18 juillet 2013
Cet article se concentre sur l'identification des ensembles de données d'interaction de haut confiantes entre l'hôte et les protéines pathogènes en utilisant une combinaison des deux méthodes orthogonales: deux hybrides de levure suivie d'un test d'interaction à haut débit dans les cellules de mammifères appelé HT-ACPG.
L’objectif général de l’expérience suivante est d’effectuer des études ectomiques pour comparer les profils d’interaction des protéines de différents variants pathogènes avec un ensemble commun de facteurs cellulaires. Ceci est réalisé par l’accouplement de levures basées sur l’accouplement, deux criblages hybrides d’ADNC pour identifier les partenaires d’interaction potentiels des protéines de différents variants pathogènes. Dans un deuxième temps, les cadres de lecture ouverts des partenaires en interaction sont séquencés et transférés dans des vecteurs compatibles pour une validation ultérieure.

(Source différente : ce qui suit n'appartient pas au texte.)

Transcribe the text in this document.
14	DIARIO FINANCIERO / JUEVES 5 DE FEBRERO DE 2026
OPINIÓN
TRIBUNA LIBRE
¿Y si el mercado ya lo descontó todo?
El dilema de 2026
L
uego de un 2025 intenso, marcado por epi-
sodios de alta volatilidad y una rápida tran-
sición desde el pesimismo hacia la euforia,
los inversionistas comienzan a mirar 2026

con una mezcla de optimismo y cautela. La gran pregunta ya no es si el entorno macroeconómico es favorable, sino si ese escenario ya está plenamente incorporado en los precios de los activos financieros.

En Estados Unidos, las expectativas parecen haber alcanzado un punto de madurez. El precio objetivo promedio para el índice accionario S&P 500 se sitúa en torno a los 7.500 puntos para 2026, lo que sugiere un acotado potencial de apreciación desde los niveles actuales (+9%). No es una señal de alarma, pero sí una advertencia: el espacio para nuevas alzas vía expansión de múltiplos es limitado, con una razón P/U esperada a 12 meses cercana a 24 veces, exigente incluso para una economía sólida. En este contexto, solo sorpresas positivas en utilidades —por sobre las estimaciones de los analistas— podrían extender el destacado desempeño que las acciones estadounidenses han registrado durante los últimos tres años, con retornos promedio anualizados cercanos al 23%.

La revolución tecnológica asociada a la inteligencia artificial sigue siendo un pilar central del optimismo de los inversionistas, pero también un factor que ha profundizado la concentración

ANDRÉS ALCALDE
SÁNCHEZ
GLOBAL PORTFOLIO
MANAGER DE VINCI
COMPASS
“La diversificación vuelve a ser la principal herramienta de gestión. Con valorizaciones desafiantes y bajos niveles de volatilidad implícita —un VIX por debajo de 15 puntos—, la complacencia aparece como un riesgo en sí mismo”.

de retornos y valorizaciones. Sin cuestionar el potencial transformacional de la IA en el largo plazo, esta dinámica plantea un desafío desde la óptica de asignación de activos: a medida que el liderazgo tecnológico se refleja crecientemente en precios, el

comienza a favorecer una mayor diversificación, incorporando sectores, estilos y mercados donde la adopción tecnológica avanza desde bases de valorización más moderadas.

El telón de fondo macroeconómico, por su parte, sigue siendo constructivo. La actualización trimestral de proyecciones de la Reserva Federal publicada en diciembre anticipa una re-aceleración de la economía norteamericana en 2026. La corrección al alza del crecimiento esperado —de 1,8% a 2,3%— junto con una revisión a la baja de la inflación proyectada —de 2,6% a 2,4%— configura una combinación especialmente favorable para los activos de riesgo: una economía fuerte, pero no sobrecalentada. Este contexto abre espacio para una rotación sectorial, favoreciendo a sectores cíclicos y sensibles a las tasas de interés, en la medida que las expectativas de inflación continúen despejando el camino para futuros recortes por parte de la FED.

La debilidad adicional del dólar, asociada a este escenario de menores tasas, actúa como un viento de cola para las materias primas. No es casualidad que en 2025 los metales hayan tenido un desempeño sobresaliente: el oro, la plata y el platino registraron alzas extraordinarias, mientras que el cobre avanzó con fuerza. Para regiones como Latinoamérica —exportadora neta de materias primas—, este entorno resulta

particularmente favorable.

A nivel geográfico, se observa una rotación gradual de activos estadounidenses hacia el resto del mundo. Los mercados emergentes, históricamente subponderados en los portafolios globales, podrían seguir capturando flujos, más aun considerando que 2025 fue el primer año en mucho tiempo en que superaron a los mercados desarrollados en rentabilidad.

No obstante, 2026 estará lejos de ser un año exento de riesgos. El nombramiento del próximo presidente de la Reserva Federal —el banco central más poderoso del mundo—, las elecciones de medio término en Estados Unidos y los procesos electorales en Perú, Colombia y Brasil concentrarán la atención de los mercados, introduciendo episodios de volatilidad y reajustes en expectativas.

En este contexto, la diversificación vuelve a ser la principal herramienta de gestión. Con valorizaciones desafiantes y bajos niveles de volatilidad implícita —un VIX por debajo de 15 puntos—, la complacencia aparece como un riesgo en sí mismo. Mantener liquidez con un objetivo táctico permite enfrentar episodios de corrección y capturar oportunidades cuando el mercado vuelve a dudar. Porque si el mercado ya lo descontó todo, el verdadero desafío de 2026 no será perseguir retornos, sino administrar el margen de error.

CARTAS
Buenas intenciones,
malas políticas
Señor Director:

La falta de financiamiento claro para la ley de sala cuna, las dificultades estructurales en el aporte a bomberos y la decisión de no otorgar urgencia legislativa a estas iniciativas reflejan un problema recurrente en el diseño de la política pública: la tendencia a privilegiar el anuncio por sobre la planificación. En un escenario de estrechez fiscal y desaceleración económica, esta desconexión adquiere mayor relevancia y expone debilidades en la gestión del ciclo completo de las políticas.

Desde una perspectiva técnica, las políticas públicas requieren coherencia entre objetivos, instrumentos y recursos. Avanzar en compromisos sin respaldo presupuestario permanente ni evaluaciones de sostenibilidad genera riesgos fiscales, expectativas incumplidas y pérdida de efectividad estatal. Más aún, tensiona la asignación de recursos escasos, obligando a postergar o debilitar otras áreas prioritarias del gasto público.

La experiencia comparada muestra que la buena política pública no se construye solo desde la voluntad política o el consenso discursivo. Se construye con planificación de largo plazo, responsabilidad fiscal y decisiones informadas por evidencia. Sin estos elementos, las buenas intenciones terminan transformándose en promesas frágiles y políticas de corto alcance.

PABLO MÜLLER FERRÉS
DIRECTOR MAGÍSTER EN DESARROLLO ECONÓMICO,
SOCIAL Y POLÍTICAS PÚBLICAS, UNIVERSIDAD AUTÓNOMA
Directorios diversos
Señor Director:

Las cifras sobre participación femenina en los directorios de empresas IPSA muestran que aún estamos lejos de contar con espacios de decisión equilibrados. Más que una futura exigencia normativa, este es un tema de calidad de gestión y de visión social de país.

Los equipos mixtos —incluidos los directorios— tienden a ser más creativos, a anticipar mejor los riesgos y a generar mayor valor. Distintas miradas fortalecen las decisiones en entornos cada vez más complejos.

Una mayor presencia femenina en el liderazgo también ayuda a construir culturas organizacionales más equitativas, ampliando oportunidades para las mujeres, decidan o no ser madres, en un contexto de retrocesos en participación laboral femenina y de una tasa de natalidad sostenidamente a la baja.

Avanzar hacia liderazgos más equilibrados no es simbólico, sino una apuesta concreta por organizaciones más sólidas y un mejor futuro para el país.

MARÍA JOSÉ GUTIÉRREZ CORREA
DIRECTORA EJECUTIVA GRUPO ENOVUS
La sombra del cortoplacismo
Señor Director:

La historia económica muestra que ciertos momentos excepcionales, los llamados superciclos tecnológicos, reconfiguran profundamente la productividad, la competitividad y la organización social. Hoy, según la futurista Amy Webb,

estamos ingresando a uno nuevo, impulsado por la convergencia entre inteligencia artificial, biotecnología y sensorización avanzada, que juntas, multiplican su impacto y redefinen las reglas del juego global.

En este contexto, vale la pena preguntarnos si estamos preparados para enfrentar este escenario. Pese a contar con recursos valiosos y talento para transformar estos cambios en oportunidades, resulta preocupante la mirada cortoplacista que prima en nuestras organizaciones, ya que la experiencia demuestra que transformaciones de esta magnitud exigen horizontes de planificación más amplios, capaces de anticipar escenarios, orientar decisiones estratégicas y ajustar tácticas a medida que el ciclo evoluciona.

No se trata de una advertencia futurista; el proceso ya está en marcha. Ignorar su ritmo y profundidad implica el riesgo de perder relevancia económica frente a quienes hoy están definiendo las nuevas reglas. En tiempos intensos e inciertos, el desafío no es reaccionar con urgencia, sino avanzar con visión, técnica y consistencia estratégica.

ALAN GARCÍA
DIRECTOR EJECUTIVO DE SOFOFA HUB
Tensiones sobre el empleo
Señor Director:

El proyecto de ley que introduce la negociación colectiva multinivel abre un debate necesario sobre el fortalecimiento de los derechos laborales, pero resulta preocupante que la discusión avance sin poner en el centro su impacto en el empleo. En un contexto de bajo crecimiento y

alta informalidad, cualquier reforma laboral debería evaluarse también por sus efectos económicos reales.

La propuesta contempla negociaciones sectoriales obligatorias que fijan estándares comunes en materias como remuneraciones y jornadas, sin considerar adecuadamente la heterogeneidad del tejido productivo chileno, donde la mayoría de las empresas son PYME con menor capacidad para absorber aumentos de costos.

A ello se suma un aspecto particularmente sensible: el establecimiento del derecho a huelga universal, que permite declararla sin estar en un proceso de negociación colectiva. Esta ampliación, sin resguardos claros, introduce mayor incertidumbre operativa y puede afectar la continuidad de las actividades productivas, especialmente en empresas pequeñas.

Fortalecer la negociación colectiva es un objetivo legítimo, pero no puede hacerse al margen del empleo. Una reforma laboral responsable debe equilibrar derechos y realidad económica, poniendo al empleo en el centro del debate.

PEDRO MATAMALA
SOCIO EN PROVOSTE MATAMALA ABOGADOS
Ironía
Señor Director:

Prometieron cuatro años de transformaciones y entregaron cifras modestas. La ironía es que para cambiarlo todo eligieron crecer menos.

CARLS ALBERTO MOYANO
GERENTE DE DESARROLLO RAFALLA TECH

Ensuite, un ensemble de partenaires individuels émergeant des deux criblages hybrides est sélectionné et testé à nouveau pour leur interaction avec la gamme complète de souches étudiées. Cela se fait à l’aide d’un test de complémentation de fragments de protéine basé sur la luciférase orthogonale gia effectué sur des cellules de mammifères afin de fournir des ensembles de données d’interaction comparative robustes. Les résultats montrent différentes intensités d’interaction entre les protéines pathogènes et les protéines cellulaires sur la base des mesures de luciférase obtenues, et fournissent ainsi un aperçu comparatif des interactions entre les protéines de l’hôte de l’agent pathogène.

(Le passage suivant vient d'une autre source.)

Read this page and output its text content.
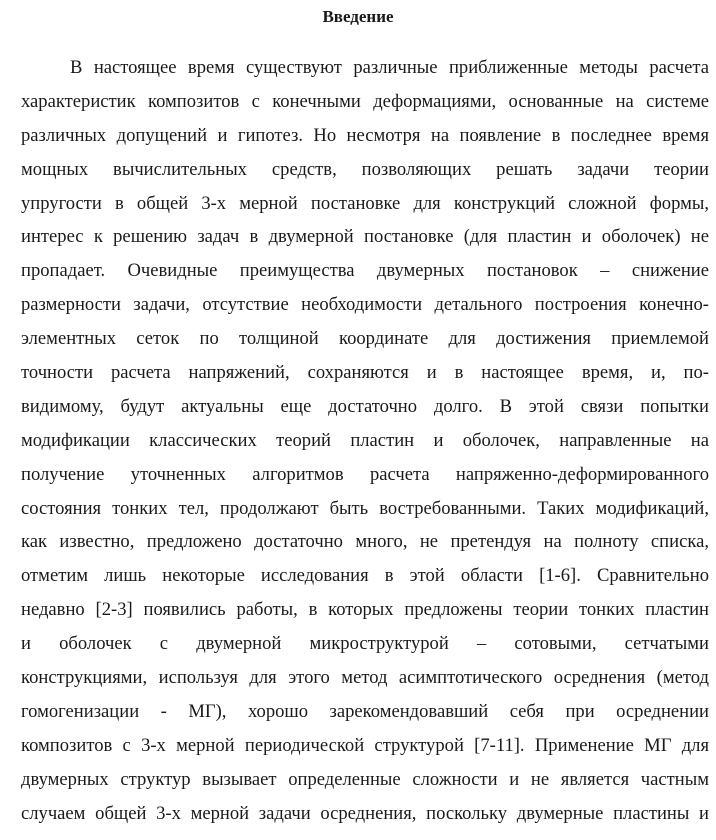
Введение
В настоящее время существуют различные приближенные методы расчета
характеристик композитов с конечными деформациями, основанные на системе
различных допущений и гипотез. Но несмотря на появление в последнее время
мощных вычислительных средств, позволяющих решать задачи теории
упругости в общей 3-х мерной постановке для конструкций сложной формы,
интерес к решению задач в двумерной постановке (для пластин и оболочек) не
пропадает. Очевидные преимущества двумерных постановок – снижение
размерности задачи, отсутствие необходимости детального построения конечно-
элементных сеток по толщиной координате для достижения приемлемой
точности расчета напряжений, сохраняются и в настоящее время, и, по-
видимому, будут актуальны еще достаточно долго. В этой связи попытки
модификации классических теорий пластин и оболочек, направленные на
получение уточненных алгоритмов расчета напряженно-деформированного
состояния тонких тел, продолжают быть востребованными. Таких модификаций,
как известно, предложено достаточно много, не претендуя на полноту списка,
отметим лишь некоторые исследования в этой области [1-6]. Сравнительно
недавно [2-3] появились работы, в которых предложены теории тонких пластин
и оболочек с двумерной микроструктурой – сотовыми, сетчатыми
конструкциями, используя для этого метод асимптотического осреднения (метод
гомогенизации - МГ), хорошо зарекомендовавший себя при осреднении
композитов с 3-х мерной периодической структурой [7-11]. Применение МГ для
двумерных структур вызывает определенные сложности и не является частным
случаем общей 3-х мерной задачи осреднения, поскольку двумерные пластины и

Le traitement des profils d’interaction par regroupement hiérarchique corrèle des interactions spécifiques entre des agents pathogènes de l’hôte et des traits pathologiques, et donne des informations sur l’implication des protéines pathogènes dans la pathogenèse. Le principal avantage de cette approche par rapport à d’autres méthodes de cartographie des interactions pathogènes-protéines hôtes-protéines est qu’elle fournit un ensemble de données comparatives rigoureuses sur les interactions entre plusieurs variantes de souches. Ces techniques donnent un aperçu du réseau d’interaction d’une protéine pathogène, mais elles peuvent également être appliquées à d’autres systèmes en tant que molécule infectieuse utilisant des virus complets et la génétique des rivières, par exemple, Commencez ce protocole par l’accouplement et la propagation des cellules de levure comme décrit dans la graine de protocole écrite.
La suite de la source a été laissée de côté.